There are numerous issues with your example: the relationship between dog and human is explicitly that of the family: the only social mechanism wolfs understand (a pack is little more than an extended family which bands together to hunt large prey, the social bonding lasts only for as long as the source of prey does). It might in fact come to regard other pets in your household as part of the same family. Within this family (or pack) there is a certain competition for the spot of top dog, and ill-disciplined dogs do display signs of competition towards their incompetent owners.
The fact that dogs bark towards humans (rather than growl) at first suggest that dogs treat us as dogs, not as humans and they'll proceed to sniff where they figure your genitals are. By contrast cats definitely understand the divide between humans and cats because they employ a different type of communication (the meow) towards us than they do towards other cats, and they will not approach until they have verified you are not a threat to them.

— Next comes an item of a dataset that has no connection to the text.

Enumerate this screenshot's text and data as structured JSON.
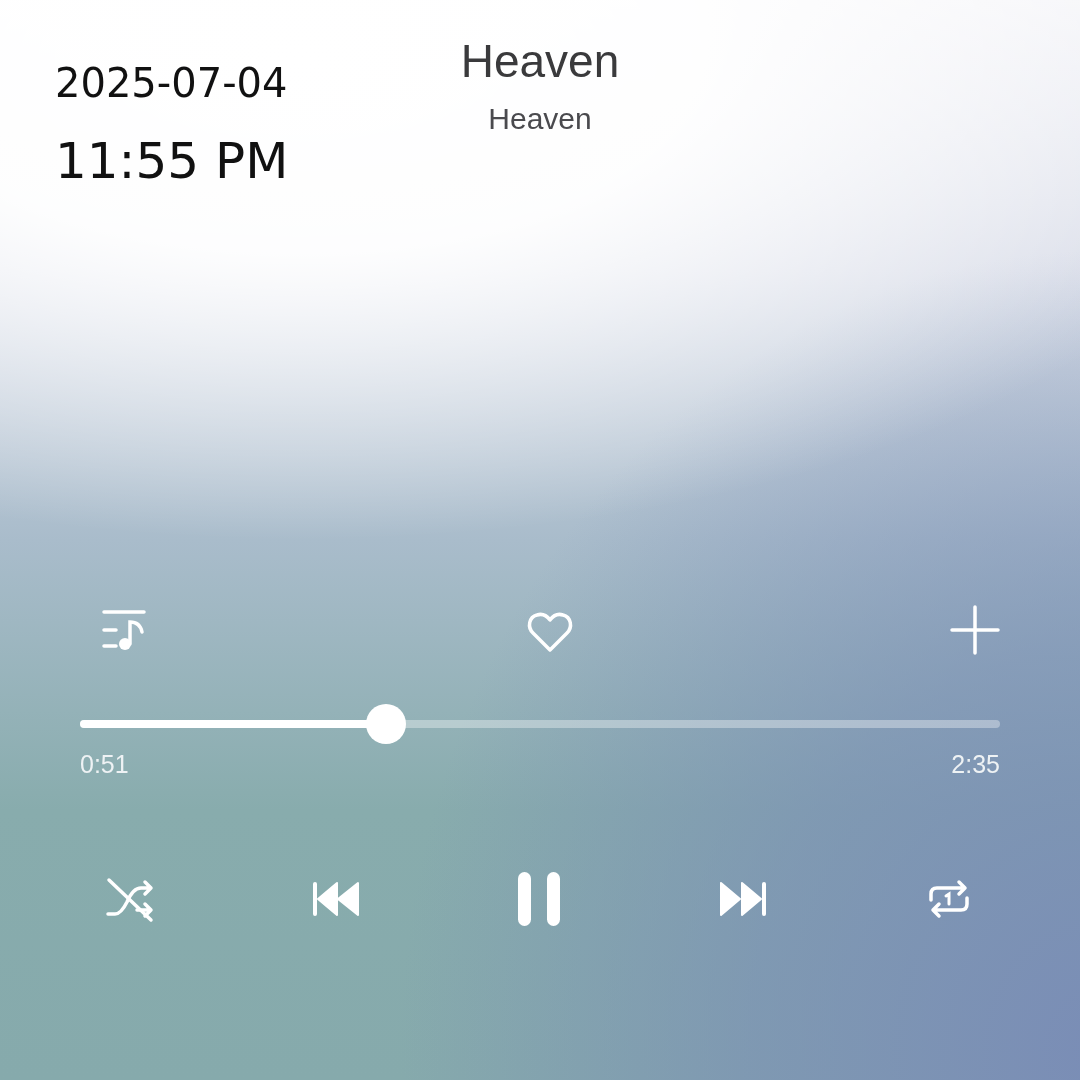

The real problem is however that dogs do not have any memory or intelligence anywhere near powerful enough to engage in such reflection. Dogs are every bit as devoid of intellectual thought as ants are[*], and considerably less clever than cats or pidgeons (both species have to perform far more complex mental exercises to survive). [*] Perhaps even more so as a colony of ants is capable of far more complex and intelligent behaviour than dogs are: as a colony ants are able to farm and herd and they perform accounting of the number of ants trespassing on their territory.